I had a transperineal biopsy in order to reduce the risk of infection that can happen more often with the alternative, i.e. transrectal biopsy. I felt the effects for weeks afterward, but the effects were hardly problematic. There were dark blood stains left by my ejaculate for months afterward but this eventually went away.
@climateguy - I appreciate your situation and hesitation to get the biopsy. I live in ATL and my son is an anesthesiologist that works at Emory St Johns hospital with may of the best Emory Winship Cancer Institute MDs. He connected me to what he felt was the top urologist/surgeon and Radiation Oncologist.
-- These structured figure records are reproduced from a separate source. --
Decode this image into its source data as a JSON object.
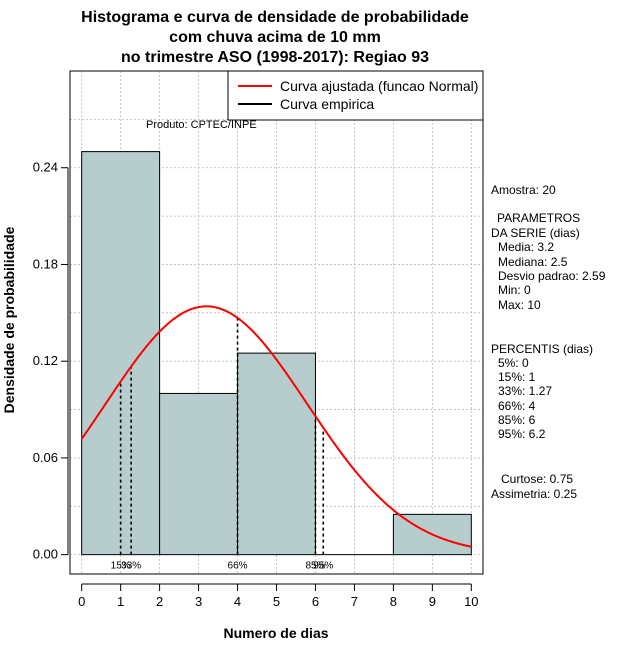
{
  "chart_data": {
    "type": "bar",
    "title_lines": [
      "Histograma e curva de densidade de probabilidade",
      "com chuva acima de 10 mm",
      "no trimestre ASO (1998-2017): Regiao 93"
    ],
    "xlabel": "Numero de dias",
    "ylabel": "Densidade de probabilidade",
    "xlim": [
      -0.3,
      10.3
    ],
    "ylim": [
      -0.012,
      0.3
    ],
    "x_ticks": [
      "0",
      "1",
      "2",
      "3",
      "4",
      "5",
      "6",
      "7",
      "8",
      "9",
      "10"
    ],
    "y_ticks": [
      "0.00",
      "0.06",
      "0.12",
      "0.18",
      "0.24"
    ],
    "bars": [
      {
        "from": 0,
        "to": 2,
        "value": 0.25
      },
      {
        "from": 2,
        "to": 4,
        "value": 0.1
      },
      {
        "from": 4,
        "to": 6,
        "value": 0.125
      },
      {
        "from": 6,
        "to": 8,
        "value": 0.0
      },
      {
        "from": 8,
        "to": 10,
        "value": 0.025
      }
    ],
    "normal_fit": {
      "mean": 3.2,
      "sd": 2.59,
      "color": "#ff0000"
    },
    "legend": [
      "Curva ajustada (funcao Normal)",
      "Curva empirica"
    ],
    "legend_colors": [
      "#ff0000",
      "#000000"
    ],
    "bar_color": "#b7cccc",
    "percentile_lines": [
      {
        "label": "15%",
        "x": 1.0
      },
      {
        "label": "33%",
        "x": 1.27
      },
      {
        "label": "66%",
        "x": 4.0
      },
      {
        "label": "85%",
        "x": 6.0
      },
      {
        "label": "95%",
        "x": 6.2
      }
    ],
    "product_label": "Produto: CPTEC/INPE",
    "stats_lines": [
      "Amostra: 20",
      "PARAMETROS",
      "DA SERIE (dias)",
      "Media: 3.2",
      "Mediana: 2.5",
      "Desvio padrao: 2.59",
      "Min: 0",
      "Max: 10",
      "PERCENTIS (dias)",
      "5%: 0",
      "15%: 1",
      "33%: 1.27",
      "66%: 4",
      "85%: 6",
      "95%: 6.2",
      "Curtose: 0.75",
      "Assimetria: 0.25"
    ]
  }
}
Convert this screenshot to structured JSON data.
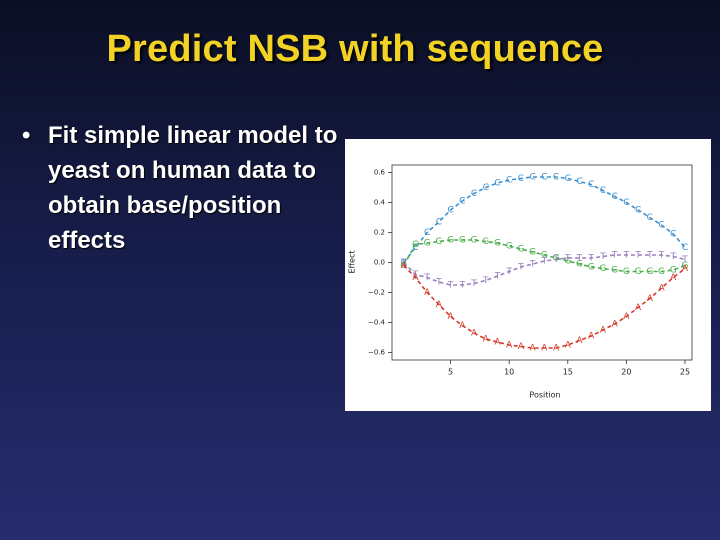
{
  "slide": {
    "title": "Predict NSB with sequence",
    "bullet": "Fit simple linear model to yeast on human data to obtain base/position effects"
  },
  "chart_data": {
    "type": "line",
    "xlabel": "Position",
    "ylabel": "Effect",
    "x": [
      1,
      2,
      3,
      4,
      5,
      6,
      7,
      8,
      9,
      10,
      11,
      12,
      13,
      14,
      15,
      16,
      17,
      18,
      19,
      20,
      21,
      22,
      23,
      24,
      25
    ],
    "series": [
      {
        "name": "C",
        "color": "#3a8fd0",
        "values": [
          0.0,
          0.1,
          0.2,
          0.27,
          0.35,
          0.41,
          0.46,
          0.5,
          0.53,
          0.55,
          0.56,
          0.57,
          0.57,
          0.57,
          0.56,
          0.54,
          0.52,
          0.48,
          0.44,
          0.4,
          0.35,
          0.3,
          0.25,
          0.19,
          0.1
        ]
      },
      {
        "name": "G",
        "color": "#4cae4c",
        "values": [
          -0.02,
          0.12,
          0.13,
          0.14,
          0.15,
          0.15,
          0.15,
          0.14,
          0.13,
          0.11,
          0.09,
          0.07,
          0.05,
          0.03,
          0.01,
          -0.01,
          -0.03,
          -0.04,
          -0.05,
          -0.06,
          -0.06,
          -0.06,
          -0.06,
          -0.05,
          -0.02
        ]
      },
      {
        "name": "T",
        "color": "#9a7fbf",
        "values": [
          0.0,
          -0.08,
          -0.1,
          -0.13,
          -0.15,
          -0.15,
          -0.14,
          -0.12,
          -0.09,
          -0.06,
          -0.03,
          -0.01,
          0.01,
          0.02,
          0.03,
          0.03,
          0.03,
          0.04,
          0.05,
          0.05,
          0.05,
          0.05,
          0.05,
          0.04,
          0.02
        ]
      },
      {
        "name": "A",
        "color": "#d63a2a",
        "values": [
          -0.02,
          -0.1,
          -0.2,
          -0.28,
          -0.36,
          -0.42,
          -0.47,
          -0.51,
          -0.53,
          -0.55,
          -0.56,
          -0.57,
          -0.57,
          -0.57,
          -0.55,
          -0.52,
          -0.49,
          -0.45,
          -0.41,
          -0.36,
          -0.3,
          -0.24,
          -0.17,
          -0.1,
          -0.04
        ]
      }
    ],
    "xlim": [
      0,
      25.6
    ],
    "xticks": [
      5,
      10,
      15,
      20,
      25
    ],
    "ylim": [
      -0.65,
      0.65
    ],
    "yticks": [
      {
        "value": -0.6,
        "label": "−0.6"
      },
      {
        "value": -0.4,
        "label": "−0.4"
      },
      {
        "value": -0.2,
        "label": "−0.2"
      },
      {
        "value": 0,
        "label": "0.0"
      },
      0.2,
      0.4,
      0.6
    ]
  }
}
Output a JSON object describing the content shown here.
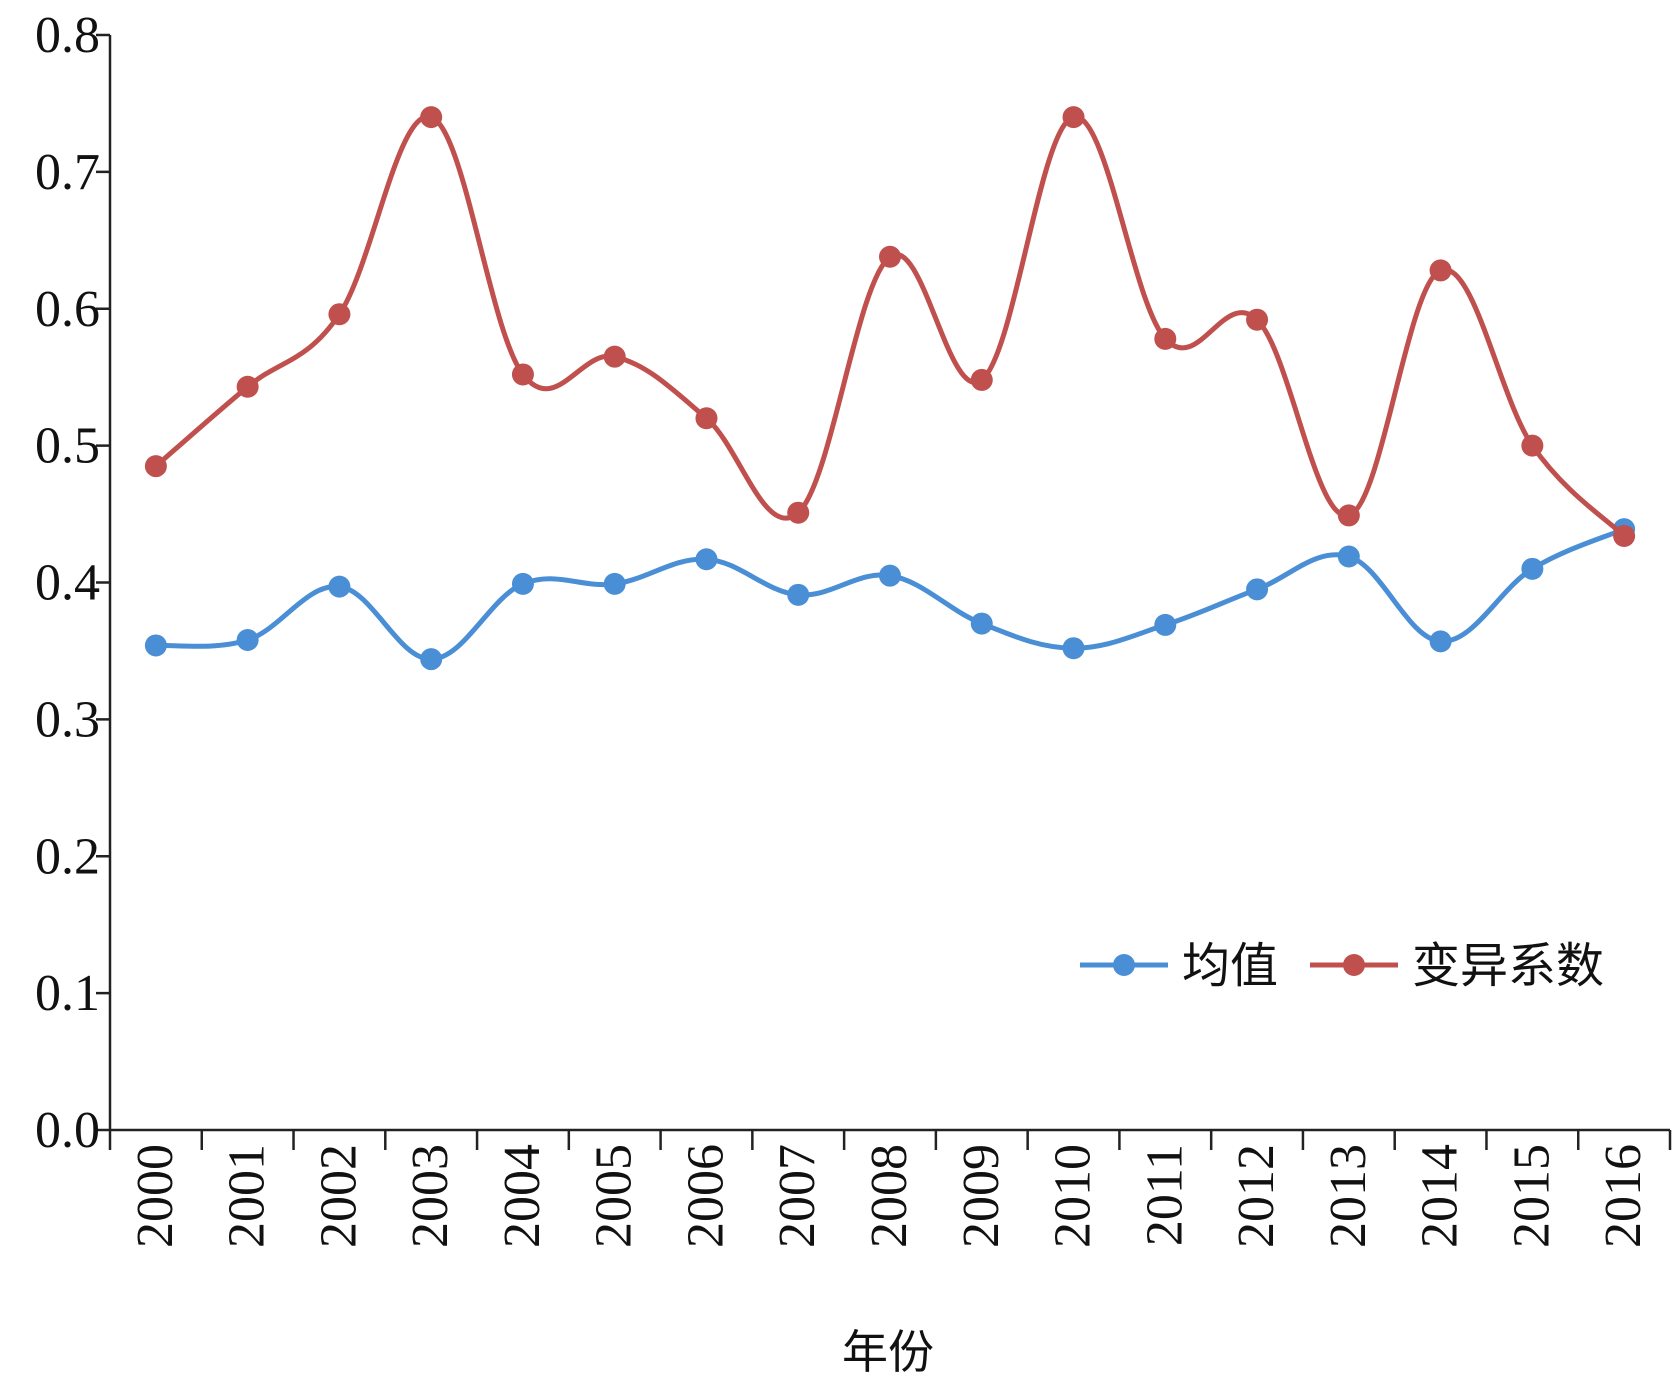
{
  "chart_data": {
    "type": "line",
    "xlabel": "年份",
    "ylabel": "",
    "ylim": [
      0,
      0.8
    ],
    "yticks": [
      "0.0",
      "0.1",
      "0.2",
      "0.3",
      "0.4",
      "0.5",
      "0.6",
      "0.7",
      "0.8"
    ],
    "categories": [
      "2000",
      "2001",
      "2002",
      "2003",
      "2004",
      "2005",
      "2006",
      "2007",
      "2008",
      "2009",
      "2010",
      "2011",
      "2012",
      "2013",
      "2014",
      "2015",
      "2016"
    ],
    "series": [
      {
        "name": "均值",
        "color": "#4a8fd6",
        "values": [
          0.354,
          0.358,
          0.397,
          0.344,
          0.399,
          0.399,
          0.417,
          0.391,
          0.405,
          0.37,
          0.352,
          0.369,
          0.395,
          0.419,
          0.357,
          0.41,
          0.439
        ]
      },
      {
        "name": "变异系数",
        "color": "#c0504d",
        "values": [
          0.485,
          0.543,
          0.596,
          0.74,
          0.552,
          0.565,
          0.52,
          0.451,
          0.638,
          0.548,
          0.74,
          0.578,
          0.592,
          0.449,
          0.628,
          0.5,
          0.434
        ]
      }
    ],
    "grid": false,
    "legend_position": "lower-right"
  }
}
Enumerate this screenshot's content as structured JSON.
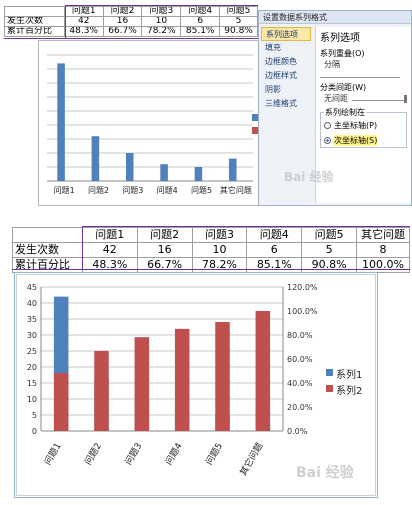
{
  "top_table": {
    "headers": [
      "",
      "问题1",
      "问题2",
      "问题3",
      "问题4",
      "问题5"
    ],
    "rows": [
      {
        "label": "发生次数",
        "values": [
          "42",
          "16",
          "10",
          "6",
          "5"
        ]
      },
      {
        "label": "累计百分比",
        "values": [
          "48.3%",
          "66.7%",
          "78.2%",
          "85.1%",
          "90.8%"
        ]
      }
    ]
  },
  "bottom_table": {
    "headers": [
      "",
      "问题1",
      "问题2",
      "问题3",
      "问题4",
      "问题5",
      "其它问题"
    ],
    "rows": [
      {
        "label": "发生次数",
        "values": [
          "42",
          "16",
          "10",
          "6",
          "5",
          "8"
        ]
      },
      {
        "label": "累计百分比",
        "values": [
          "48.3%",
          "66.7%",
          "78.2%",
          "85.1%",
          "90.8%",
          "100.0%"
        ]
      }
    ]
  },
  "dialog": {
    "title": "设置数据系列格式",
    "nav": [
      "系列选项",
      "填充",
      "边框颜色",
      "边框样式",
      "阴影",
      "三维格式"
    ],
    "panel_title": "系列选项",
    "overlap_label": "系列重叠(O)",
    "overlap_value": "分隔",
    "gap_label": "分类间距(W)",
    "gap_value": "无间距",
    "plot_on_label": "系列绘制在",
    "primary_axis": "主坐标轴(P)",
    "secondary_axis": "次坐标轴(S)"
  },
  "watermark": "Bai 经验",
  "chart_data": [
    {
      "type": "bar",
      "categories": [
        "问题1",
        "问题2",
        "问题3",
        "问题4",
        "问题5",
        "其它问题"
      ],
      "series": [
        {
          "values": [
            42,
            16,
            10,
            6,
            5,
            8
          ],
          "color": "#4f81bd"
        }
      ],
      "ylim": [
        0,
        45
      ],
      "yticks": [
        "0",
        "5",
        "10",
        "15",
        "20",
        "25",
        "30",
        "35",
        "40",
        "45"
      ],
      "grid": true
    },
    {
      "type": "bar",
      "categories": [
        "问题1",
        "问题2",
        "问题3",
        "问题4",
        "问题5",
        "其它问题"
      ],
      "series": [
        {
          "name": "系列1",
          "values": [
            42,
            16,
            10,
            6,
            5,
            8
          ],
          "color": "#4f81bd",
          "axis": "primary"
        },
        {
          "name": "系列2",
          "values": [
            0.483,
            0.667,
            0.782,
            0.851,
            0.908,
            1.0
          ],
          "color": "#c0504d",
          "axis": "secondary"
        }
      ],
      "ylim": [
        0,
        45
      ],
      "y2lim": [
        0,
        1.2
      ],
      "yticks": [
        "0",
        "5",
        "10",
        "15",
        "20",
        "25",
        "30",
        "35",
        "40",
        "45"
      ],
      "y2ticks": [
        "0.0%",
        "20.0%",
        "40.0%",
        "60.0%",
        "80.0%",
        "100.0%",
        "120.0%"
      ],
      "grid": true,
      "legend": "right"
    }
  ]
}
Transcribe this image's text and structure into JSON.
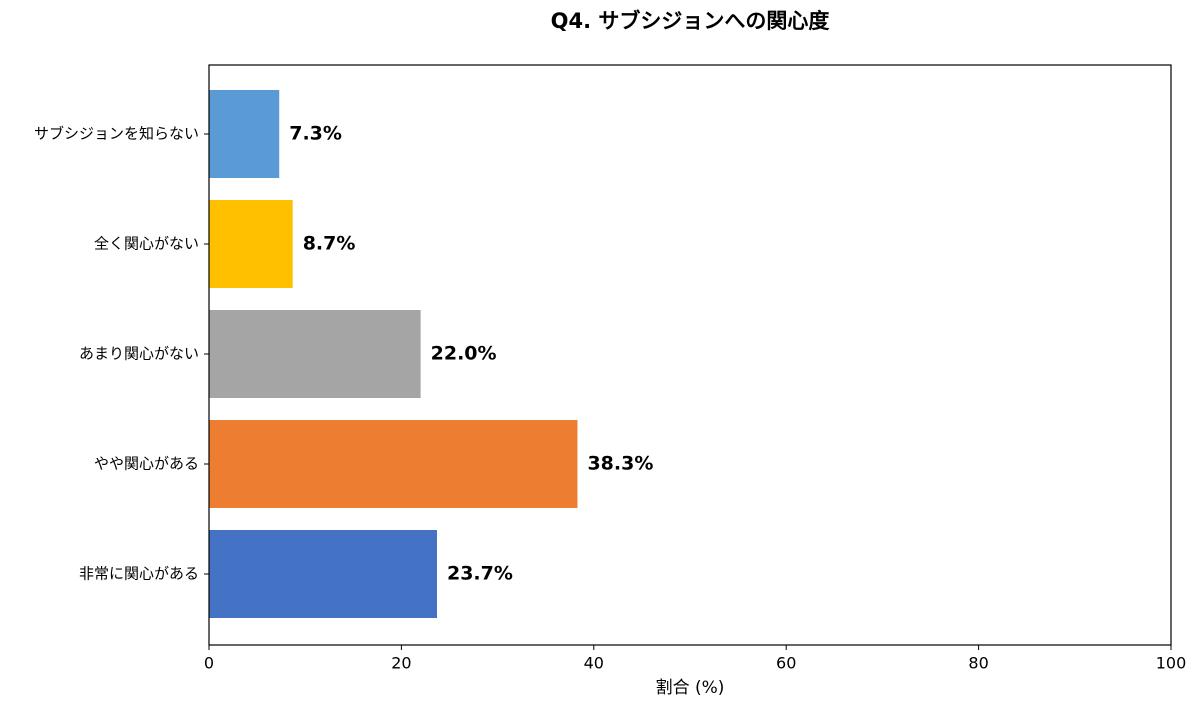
{
  "chart_data": {
    "type": "barh",
    "title": "Q4. サブシジョンへの関心度",
    "categories": [
      "サブシジョンを知らない",
      "全く関心がない",
      "あまり関心がない",
      "やや関心がある",
      "非常に関心がある"
    ],
    "values": [
      7.3,
      8.7,
      22.0,
      38.3,
      23.7
    ],
    "value_labels": [
      "7.3%",
      "8.7%",
      "22.0%",
      "38.3%",
      "23.7%"
    ],
    "colors": [
      "#5b9bd5",
      "#ffc000",
      "#a5a5a5",
      "#ed7d31",
      "#4472c4"
    ],
    "xlabel": "割合 (%)",
    "xlim": [
      0,
      100
    ],
    "xticks": [
      0,
      20,
      40,
      60,
      80,
      100
    ]
  }
}
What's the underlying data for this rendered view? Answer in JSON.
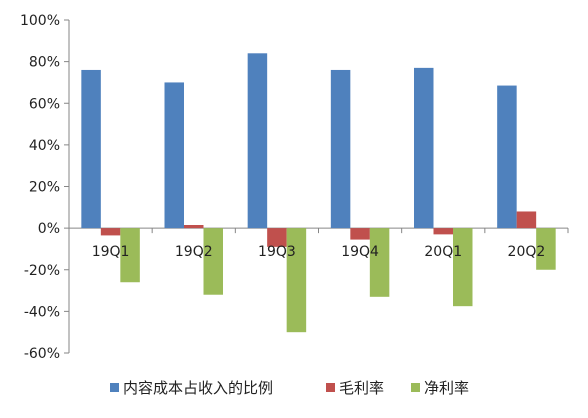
{
  "chart_data": {
    "type": "bar",
    "categories": [
      "19Q1",
      "19Q2",
      "19Q3",
      "19Q4",
      "20Q1",
      "20Q2"
    ],
    "series": [
      {
        "name": "内容成本占收入的比例",
        "color": "#4F81BD",
        "values": [
          76,
          70,
          84,
          76,
          77,
          68.5
        ]
      },
      {
        "name": "毛利率",
        "color": "#C0504D",
        "values": [
          -3.5,
          1.5,
          -9,
          -5.5,
          -3,
          8
        ]
      },
      {
        "name": "净利率",
        "color": "#9BBB59",
        "values": [
          -26,
          -32,
          -50,
          -33,
          -37.5,
          -20
        ]
      }
    ],
    "ylim": [
      -60,
      100
    ],
    "yticks": [
      -60,
      -40,
      -20,
      0,
      20,
      40,
      60,
      80,
      100
    ],
    "ytick_labels": [
      "-60%",
      "-40%",
      "-20%",
      "0%",
      "20%",
      "40%",
      "60%",
      "80%",
      "100%"
    ],
    "grid": false,
    "legend_position": "bottom"
  }
}
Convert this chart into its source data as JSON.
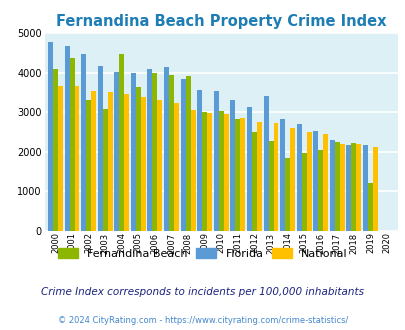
{
  "title": "Fernandina Beach Property Crime Index",
  "years": [
    2000,
    2001,
    2002,
    2003,
    2004,
    2005,
    2006,
    2007,
    2008,
    2009,
    2010,
    2011,
    2012,
    2013,
    2014,
    2015,
    2016,
    2017,
    2018,
    2019,
    2020
  ],
  "fernandina": [
    4080,
    4380,
    3320,
    3090,
    4480,
    3630,
    3990,
    3940,
    3920,
    3000,
    3040,
    2840,
    2500,
    2280,
    1840,
    1980,
    2040,
    2250,
    2210,
    1200,
    0
  ],
  "florida": [
    4780,
    4670,
    4480,
    4160,
    4020,
    4000,
    4100,
    4140,
    3850,
    3570,
    3530,
    3310,
    3140,
    3420,
    2820,
    2700,
    2520,
    2290,
    2160,
    2160,
    0
  ],
  "national": [
    3670,
    3660,
    3530,
    3500,
    3460,
    3380,
    3300,
    3220,
    3050,
    2990,
    2960,
    2860,
    2760,
    2720,
    2600,
    2490,
    2460,
    2200,
    2190,
    2130,
    0
  ],
  "fernandina_color": "#8DB600",
  "florida_color": "#5B9BD5",
  "national_color": "#FFC000",
  "bg_color": "#DDF0F5",
  "title_color": "#1E7DB5",
  "grid_color": "#FFFFFF",
  "ylim": [
    0,
    5000
  ],
  "yticks": [
    0,
    1000,
    2000,
    3000,
    4000,
    5000
  ],
  "footnote1": "Crime Index corresponds to incidents per 100,000 inhabitants",
  "footnote2": "© 2024 CityRating.com - https://www.cityrating.com/crime-statistics/",
  "footnote1_color": "#1A237E",
  "footnote2_color": "#4488CC",
  "legend_labels": [
    "Fernandina Beach",
    "Florida",
    "National"
  ]
}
I too inquired about transperineal vs. transrectal biopsies. I had seen some research that transperineal had lower infection rates. But Emory MDs said latest research shows they are almost equal with less than 1 % infection rate. Granted, when you do get an infection it is often very serious.
I was very lucky that after my transrectal biopsy and subsequent 5 weeks IMRT + high dose brachytherapy...I had zero pain, bleeding or other issues. I consider myself very fortunate/blessed in this regard.
I will keep you in my thoughts and prayers!
Good luck to you
another issue with transrectal biopsy is antibiotic resistance. Far more antibiotic is used with transrectal. In the U.K. it transrectal biopsy is not done anymore.